Normally, system components do not use the TLS array, but the Wow64 layer is an exception. Because there is not normally any third party 64-bit code running in a Wow64 process, the Wow64 layer is free to do what it wants with the TlsSlots array of the 64-bit TEB for a Wow64 thread. (Each Wow64 thread has its own, separate 32-bit TEB, so this does not interfere with the operation of TLS by the 32-bit program that is currently executing.)

In the case where the requested Wow64 is in a 64-bit Wow64 callout, all one needs to do is to retrieve the base address of the 64-bit TEB of the thread in question, read the second entry in the TlsSlots array, and then read the WOW64_CONTEXT structure out of the memory block referred to by the second 64-bit TLS slot.

The other case that is significant is that where the Wow64 thread is running 32-bit code and is not in a Wow64 callout. In this case, because Wow64 runs x86 code natively, one simply needs to capture the 64-bit context of the desired thread and truncate all of the 64-bit registers to their 32-bit counterparts.

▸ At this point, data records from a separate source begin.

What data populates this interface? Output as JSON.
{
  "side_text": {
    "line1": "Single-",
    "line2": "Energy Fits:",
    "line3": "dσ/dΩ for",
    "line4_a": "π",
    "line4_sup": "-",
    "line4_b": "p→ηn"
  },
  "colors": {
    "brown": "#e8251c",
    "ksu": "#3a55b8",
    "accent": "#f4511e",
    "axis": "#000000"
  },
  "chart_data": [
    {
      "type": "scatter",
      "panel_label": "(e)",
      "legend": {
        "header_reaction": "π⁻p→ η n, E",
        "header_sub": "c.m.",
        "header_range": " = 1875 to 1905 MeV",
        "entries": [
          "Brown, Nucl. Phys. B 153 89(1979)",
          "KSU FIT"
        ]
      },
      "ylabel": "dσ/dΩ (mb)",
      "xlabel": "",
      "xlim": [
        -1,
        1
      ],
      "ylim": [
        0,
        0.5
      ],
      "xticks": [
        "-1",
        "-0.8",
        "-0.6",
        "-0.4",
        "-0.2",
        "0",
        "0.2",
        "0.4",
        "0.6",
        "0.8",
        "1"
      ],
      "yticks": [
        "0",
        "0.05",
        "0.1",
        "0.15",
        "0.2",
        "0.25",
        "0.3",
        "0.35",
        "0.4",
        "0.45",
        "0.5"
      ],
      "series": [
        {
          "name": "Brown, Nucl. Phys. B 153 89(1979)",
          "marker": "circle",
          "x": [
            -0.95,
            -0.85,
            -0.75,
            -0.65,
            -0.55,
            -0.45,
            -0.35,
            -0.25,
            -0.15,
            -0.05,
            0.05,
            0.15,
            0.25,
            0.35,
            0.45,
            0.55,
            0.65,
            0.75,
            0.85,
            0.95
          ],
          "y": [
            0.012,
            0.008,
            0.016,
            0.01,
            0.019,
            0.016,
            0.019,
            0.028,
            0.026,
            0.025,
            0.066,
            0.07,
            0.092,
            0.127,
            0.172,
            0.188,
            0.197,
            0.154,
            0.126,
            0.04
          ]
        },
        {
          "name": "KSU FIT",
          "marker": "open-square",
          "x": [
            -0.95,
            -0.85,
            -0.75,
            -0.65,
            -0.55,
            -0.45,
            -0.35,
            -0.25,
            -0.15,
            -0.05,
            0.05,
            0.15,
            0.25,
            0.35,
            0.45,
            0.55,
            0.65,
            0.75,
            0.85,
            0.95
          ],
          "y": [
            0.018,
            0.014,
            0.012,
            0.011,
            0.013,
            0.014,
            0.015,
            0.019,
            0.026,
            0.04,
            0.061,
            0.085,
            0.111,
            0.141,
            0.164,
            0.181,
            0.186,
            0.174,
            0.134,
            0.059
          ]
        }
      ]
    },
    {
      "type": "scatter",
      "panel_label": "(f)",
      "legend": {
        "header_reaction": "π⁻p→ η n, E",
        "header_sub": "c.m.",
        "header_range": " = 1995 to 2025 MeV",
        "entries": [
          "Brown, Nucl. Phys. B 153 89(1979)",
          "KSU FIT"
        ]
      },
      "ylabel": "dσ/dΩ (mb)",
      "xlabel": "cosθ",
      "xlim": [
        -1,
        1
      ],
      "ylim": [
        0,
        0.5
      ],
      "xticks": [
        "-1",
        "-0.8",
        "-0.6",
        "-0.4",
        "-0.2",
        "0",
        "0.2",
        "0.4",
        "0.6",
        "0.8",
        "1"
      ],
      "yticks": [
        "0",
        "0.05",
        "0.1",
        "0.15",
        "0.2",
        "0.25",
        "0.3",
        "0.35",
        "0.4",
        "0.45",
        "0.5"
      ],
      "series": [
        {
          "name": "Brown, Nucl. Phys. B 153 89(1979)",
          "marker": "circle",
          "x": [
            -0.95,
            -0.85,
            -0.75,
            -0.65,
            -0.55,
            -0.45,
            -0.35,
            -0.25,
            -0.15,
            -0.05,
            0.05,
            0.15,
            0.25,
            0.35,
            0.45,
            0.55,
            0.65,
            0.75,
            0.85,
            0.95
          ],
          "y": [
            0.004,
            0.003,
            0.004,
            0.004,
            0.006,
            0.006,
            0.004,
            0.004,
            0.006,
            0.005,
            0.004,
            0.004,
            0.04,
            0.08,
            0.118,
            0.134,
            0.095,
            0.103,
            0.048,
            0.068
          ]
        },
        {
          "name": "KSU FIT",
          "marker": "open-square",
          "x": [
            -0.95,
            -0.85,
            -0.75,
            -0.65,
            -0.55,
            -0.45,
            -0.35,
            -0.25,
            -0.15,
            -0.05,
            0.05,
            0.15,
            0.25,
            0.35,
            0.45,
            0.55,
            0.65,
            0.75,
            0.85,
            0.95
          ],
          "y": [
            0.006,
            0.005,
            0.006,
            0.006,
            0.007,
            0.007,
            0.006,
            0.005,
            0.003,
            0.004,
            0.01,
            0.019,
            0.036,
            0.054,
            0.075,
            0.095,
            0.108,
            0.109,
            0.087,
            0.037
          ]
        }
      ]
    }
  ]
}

Setting the context of a Wow64 thread works exactly like retrieving the context of a Wow64 thread, except in reverse; one either modifies the 64-bit thread context if the thread is running 32-bit code, or one modifies the saved context record based off of the 64-bit TEB of the desired thread (which will be restored when the thread resumes execution).

I have posted a basic implementation of a version of Wow64­GetThreadContext that operates on pre-Windows-Vista platforms. Note that this implementation is incomplete; it does not translate floating point registers, nor does it only act on the subset of registers requested by the caller in CONTEXT::ContextFlags. The provided code also does not implement Wow64­SetThreadContext; implementing the “set” operation and extending the “get” operation to fully conform to GetThreadContext semantics are left as an exercise for the reader.

This code will operate on Vista x64 as well, although I would strongly recommend using the documented API on Vista and later platforms instead.

Note that the operation of Wow64 on IA64 platforms is completely different from that on x64. This information does not apply in any way to the IA64 version of Wow64.